Replacement for get() in Query


#1

@davidanthoff The previous version of Query had get which was used to unwrap the value within the DataValue. Not sure what is the new workflow, but this query no longer works as occursin needs the actual string value.

@from b in df begin
        @where lowercase(b.City) == "san francisco" && b.State == "CA" && 
        occursin(r"\((.*), (.*)\)", b.Business_Location) 
    @select { b.DBA_Name, b.Source_Zipcode, b.NAICS_Code, b.NAICS_Code_Description, b.Business_Location }
    @collect DataFrame
end

Using get(b.Business_Location) throws:

ERROR: DataValues.DataValueException()
Stacktrace:
 [1] get at /Users/adrian/.julia/packages/DataValues/SNSrX/src/scalar/core.jl:75 [inlined]

Thanks!


#2

Also, without get, things like ismissing(b.Street_Address) also fail as it looks like the ismissing method is applied to the DataValue.


#3

All right, turns out that I needed to explicitly add and use DataValues?


#4

I came up with a working version - so now I think the problem was that I was trying to get a missing value. So missing values should be filtered out using DataValues.isna

using DataValues
@from b in df begin
        @where lowercase(b.City) == "san francisco" && b.State == "CA" && 
            ! isna(b.Business_Location) && 
            occursin(r"\((.*), (.*)\)", get(b.Business_Location)) 
    @select { b.DBA_Name, b.Source_Zipcode, b.NAICS_Code, b.NAICS_Code_Description, b.Business_Location }
    @collect DataFrame
end

#5

I believe get works still in the same way it always did? If gets the value if there is one, otherwise it throws an error. You can alternatively also use the [] syntax to get the value: b.Business_Location[] should also work.

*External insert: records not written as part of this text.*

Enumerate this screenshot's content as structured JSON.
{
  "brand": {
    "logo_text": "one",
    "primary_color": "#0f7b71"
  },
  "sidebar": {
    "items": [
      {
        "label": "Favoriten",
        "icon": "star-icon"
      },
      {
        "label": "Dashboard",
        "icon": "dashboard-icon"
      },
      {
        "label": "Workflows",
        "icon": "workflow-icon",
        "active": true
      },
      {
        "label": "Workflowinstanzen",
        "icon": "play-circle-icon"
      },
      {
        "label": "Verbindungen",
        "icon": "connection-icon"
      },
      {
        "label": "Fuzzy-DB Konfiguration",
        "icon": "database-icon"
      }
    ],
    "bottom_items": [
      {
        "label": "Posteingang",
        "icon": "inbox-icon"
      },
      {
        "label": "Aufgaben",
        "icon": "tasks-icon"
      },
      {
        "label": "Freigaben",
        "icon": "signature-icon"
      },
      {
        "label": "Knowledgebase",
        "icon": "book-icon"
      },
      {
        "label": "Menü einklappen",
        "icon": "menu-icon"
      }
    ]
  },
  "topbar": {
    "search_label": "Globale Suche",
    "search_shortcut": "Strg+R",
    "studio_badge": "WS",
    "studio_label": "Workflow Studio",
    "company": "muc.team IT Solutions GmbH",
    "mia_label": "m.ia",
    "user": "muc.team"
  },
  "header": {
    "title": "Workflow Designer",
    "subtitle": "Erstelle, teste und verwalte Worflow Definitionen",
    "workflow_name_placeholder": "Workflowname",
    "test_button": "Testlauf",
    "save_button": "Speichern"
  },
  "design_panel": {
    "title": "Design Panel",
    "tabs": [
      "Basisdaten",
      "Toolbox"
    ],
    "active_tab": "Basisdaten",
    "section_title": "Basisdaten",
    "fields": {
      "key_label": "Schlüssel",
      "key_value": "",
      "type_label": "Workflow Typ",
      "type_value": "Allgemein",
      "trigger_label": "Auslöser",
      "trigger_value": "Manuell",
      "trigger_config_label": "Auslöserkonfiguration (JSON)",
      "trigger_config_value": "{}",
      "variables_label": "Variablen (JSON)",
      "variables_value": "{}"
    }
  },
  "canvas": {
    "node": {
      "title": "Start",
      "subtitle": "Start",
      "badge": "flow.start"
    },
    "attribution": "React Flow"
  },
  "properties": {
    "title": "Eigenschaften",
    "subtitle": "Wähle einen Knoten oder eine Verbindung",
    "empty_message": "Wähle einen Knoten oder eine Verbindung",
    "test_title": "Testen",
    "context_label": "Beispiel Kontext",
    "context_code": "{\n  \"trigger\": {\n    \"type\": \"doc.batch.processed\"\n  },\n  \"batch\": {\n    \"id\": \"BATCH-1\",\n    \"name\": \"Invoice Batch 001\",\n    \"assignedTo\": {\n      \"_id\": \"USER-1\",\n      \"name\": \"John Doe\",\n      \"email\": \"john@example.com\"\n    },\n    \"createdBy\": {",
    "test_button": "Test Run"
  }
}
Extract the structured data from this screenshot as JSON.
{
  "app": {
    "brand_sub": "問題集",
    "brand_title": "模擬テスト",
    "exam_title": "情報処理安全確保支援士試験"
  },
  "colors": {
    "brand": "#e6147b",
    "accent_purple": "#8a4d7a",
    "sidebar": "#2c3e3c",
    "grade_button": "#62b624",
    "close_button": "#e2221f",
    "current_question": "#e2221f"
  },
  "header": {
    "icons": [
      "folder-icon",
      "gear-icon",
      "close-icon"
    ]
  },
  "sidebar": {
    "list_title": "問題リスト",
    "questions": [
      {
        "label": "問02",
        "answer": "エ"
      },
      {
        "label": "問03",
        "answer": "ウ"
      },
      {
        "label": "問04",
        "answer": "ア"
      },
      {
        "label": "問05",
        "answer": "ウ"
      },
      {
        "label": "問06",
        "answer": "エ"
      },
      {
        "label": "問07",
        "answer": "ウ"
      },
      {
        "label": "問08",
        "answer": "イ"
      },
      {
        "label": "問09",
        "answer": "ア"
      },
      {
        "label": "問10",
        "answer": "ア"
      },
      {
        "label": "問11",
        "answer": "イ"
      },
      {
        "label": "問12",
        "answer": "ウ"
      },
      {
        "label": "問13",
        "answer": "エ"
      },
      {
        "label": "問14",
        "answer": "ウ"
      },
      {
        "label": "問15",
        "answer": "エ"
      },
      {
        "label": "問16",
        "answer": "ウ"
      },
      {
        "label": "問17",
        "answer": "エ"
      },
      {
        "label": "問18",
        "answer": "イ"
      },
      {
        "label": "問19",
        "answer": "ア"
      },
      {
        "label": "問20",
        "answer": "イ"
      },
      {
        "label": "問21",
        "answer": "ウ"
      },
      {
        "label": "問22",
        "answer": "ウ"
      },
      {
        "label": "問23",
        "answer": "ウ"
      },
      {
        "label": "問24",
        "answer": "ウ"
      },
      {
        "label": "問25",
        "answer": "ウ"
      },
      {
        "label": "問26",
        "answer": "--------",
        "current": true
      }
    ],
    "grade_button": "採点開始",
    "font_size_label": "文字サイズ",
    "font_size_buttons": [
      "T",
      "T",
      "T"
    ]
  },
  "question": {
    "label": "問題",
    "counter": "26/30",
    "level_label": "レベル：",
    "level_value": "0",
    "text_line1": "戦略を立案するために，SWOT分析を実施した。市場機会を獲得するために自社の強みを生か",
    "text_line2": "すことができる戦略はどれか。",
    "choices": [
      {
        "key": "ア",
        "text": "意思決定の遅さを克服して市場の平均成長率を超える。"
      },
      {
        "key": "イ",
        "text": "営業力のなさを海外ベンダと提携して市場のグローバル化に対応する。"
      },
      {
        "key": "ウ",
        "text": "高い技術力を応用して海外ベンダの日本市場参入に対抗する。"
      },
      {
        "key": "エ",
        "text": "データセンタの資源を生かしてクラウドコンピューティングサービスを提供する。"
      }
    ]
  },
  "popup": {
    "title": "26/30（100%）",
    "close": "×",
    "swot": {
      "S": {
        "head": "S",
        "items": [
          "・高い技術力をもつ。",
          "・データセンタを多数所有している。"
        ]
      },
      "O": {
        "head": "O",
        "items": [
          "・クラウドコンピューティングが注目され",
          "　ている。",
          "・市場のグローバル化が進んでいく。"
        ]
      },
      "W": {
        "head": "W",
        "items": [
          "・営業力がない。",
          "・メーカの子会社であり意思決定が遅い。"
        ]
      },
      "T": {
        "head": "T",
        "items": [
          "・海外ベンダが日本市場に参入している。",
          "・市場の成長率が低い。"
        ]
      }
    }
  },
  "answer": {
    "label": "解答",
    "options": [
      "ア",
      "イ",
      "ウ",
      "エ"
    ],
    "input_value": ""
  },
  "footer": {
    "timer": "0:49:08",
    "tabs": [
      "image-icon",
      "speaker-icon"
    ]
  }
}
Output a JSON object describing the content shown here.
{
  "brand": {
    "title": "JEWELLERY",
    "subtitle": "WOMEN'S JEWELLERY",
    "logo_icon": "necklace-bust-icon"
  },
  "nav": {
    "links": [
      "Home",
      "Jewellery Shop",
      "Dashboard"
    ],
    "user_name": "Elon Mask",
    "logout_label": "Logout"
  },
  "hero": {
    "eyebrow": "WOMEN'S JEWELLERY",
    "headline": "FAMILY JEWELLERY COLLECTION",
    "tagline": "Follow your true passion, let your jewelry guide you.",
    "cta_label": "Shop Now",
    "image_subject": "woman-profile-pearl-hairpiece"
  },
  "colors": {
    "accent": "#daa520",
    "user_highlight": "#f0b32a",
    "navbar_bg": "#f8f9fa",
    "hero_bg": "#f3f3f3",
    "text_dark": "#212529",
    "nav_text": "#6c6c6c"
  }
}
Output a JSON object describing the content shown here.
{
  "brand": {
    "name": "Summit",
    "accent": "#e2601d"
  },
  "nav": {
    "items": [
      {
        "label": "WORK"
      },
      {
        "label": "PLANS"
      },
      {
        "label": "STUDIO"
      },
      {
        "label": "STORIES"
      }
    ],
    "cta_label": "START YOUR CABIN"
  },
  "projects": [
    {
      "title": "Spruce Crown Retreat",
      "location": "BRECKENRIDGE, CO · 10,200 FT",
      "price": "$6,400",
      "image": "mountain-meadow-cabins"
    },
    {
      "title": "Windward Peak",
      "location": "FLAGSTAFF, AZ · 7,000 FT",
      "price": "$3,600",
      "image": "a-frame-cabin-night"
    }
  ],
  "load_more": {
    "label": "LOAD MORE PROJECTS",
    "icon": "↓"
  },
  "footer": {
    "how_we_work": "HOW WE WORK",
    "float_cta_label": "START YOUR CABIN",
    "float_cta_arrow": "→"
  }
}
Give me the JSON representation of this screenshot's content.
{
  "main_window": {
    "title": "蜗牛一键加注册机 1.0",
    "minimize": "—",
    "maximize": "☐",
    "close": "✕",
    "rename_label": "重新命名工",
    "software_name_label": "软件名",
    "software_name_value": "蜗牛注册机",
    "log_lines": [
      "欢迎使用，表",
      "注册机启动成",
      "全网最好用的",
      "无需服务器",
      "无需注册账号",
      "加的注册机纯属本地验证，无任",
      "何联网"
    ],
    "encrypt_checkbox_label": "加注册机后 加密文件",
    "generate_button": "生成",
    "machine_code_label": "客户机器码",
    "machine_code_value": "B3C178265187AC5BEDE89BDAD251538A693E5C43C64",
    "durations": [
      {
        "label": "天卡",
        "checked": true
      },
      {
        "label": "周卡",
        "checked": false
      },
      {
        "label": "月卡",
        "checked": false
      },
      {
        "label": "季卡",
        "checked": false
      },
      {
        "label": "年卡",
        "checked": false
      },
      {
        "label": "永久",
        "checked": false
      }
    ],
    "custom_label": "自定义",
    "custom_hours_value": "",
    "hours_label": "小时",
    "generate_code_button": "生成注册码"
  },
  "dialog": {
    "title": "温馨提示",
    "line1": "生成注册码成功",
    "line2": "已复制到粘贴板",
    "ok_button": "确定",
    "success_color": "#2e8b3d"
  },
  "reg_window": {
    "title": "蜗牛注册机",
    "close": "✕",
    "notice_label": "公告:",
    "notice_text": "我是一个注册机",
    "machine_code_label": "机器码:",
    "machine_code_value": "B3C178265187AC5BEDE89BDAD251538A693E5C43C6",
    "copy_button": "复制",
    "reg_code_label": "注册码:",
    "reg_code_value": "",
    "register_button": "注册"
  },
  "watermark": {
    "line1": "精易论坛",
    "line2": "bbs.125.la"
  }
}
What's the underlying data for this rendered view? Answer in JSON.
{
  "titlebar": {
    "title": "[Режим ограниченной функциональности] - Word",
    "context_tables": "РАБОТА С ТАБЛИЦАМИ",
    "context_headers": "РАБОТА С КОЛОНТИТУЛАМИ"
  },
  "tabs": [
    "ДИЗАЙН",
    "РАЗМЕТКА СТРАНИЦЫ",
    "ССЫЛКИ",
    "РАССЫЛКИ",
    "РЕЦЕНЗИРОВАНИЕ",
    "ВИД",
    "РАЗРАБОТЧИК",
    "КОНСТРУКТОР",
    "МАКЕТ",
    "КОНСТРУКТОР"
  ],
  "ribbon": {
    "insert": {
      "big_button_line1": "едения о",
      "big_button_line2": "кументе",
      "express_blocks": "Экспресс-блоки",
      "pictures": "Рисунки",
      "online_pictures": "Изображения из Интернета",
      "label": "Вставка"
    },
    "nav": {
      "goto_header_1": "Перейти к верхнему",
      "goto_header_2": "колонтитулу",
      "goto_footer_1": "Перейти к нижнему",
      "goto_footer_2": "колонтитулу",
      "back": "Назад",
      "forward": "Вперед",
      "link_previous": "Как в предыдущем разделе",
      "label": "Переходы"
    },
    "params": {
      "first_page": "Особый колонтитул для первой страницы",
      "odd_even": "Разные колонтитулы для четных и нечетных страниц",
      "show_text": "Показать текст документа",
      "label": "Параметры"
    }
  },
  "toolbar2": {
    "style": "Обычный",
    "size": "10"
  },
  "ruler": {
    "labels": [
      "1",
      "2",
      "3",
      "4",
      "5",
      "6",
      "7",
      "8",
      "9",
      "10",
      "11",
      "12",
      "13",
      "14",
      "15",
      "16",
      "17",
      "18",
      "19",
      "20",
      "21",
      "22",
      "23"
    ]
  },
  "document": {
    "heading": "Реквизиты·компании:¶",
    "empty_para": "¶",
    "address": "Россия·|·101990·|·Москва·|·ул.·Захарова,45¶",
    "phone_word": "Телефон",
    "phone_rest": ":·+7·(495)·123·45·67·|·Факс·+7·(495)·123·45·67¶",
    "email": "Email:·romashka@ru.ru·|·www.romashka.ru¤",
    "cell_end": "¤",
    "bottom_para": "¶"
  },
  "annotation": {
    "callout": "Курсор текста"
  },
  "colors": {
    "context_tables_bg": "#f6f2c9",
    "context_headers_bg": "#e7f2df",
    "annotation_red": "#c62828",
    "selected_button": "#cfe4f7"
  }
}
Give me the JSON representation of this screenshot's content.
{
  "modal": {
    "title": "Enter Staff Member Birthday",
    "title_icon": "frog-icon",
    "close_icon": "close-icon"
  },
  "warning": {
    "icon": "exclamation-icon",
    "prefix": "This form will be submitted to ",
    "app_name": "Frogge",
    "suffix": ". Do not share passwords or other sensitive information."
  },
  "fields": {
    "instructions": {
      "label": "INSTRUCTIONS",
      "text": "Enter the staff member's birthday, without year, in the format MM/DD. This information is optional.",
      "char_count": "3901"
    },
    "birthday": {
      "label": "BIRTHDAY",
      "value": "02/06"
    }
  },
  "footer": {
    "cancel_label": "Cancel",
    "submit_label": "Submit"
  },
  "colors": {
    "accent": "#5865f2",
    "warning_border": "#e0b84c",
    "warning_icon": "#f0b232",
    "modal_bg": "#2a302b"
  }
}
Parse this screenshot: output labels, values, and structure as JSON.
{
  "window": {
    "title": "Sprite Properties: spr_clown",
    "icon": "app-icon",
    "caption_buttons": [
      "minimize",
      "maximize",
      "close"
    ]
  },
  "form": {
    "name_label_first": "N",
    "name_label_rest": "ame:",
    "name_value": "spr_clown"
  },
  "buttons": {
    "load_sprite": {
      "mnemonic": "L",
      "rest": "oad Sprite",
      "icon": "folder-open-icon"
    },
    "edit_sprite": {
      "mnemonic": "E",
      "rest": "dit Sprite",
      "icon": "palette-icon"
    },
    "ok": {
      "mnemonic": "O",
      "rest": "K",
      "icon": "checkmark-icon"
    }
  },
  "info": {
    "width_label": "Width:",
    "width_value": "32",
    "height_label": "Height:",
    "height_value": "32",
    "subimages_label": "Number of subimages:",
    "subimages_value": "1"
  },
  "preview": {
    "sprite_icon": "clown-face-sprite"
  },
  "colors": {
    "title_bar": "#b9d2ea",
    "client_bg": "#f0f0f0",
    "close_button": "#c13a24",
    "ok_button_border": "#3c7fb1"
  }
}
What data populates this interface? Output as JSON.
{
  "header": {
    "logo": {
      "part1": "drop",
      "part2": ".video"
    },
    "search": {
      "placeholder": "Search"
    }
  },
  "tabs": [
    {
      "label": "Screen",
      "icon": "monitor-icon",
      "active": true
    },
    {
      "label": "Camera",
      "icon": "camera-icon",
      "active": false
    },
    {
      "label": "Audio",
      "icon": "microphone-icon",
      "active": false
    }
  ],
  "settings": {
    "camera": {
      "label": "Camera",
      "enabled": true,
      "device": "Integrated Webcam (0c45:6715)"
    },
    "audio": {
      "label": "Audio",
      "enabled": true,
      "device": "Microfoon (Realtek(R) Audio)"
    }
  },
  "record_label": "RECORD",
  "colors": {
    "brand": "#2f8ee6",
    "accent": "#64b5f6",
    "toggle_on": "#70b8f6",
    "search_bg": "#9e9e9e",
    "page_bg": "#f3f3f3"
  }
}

And yes, isna is the way to test for missing values.

We should probably just add a lifted version of occursin to DataValues.jl so that one can just use it without all of this extra effort. I put it onto the todo.


#6

IMHO it is better to return missing and not throw exception if value is missing.

And occursin also have to return missing (occursin(a, b::Missing) = missing) if we want to have better implemented this: “Julia provides support for representing missing values in the statistical sense” (source: missing.md)


#7

Queryverse.jl doesn’t use the Missing construction from base for missing values support. There are a whole bunch of requirements that Query.jl and friends have for a missing value story that are not met with the current Missing implementation in base, so we are using DataValues.jl instead.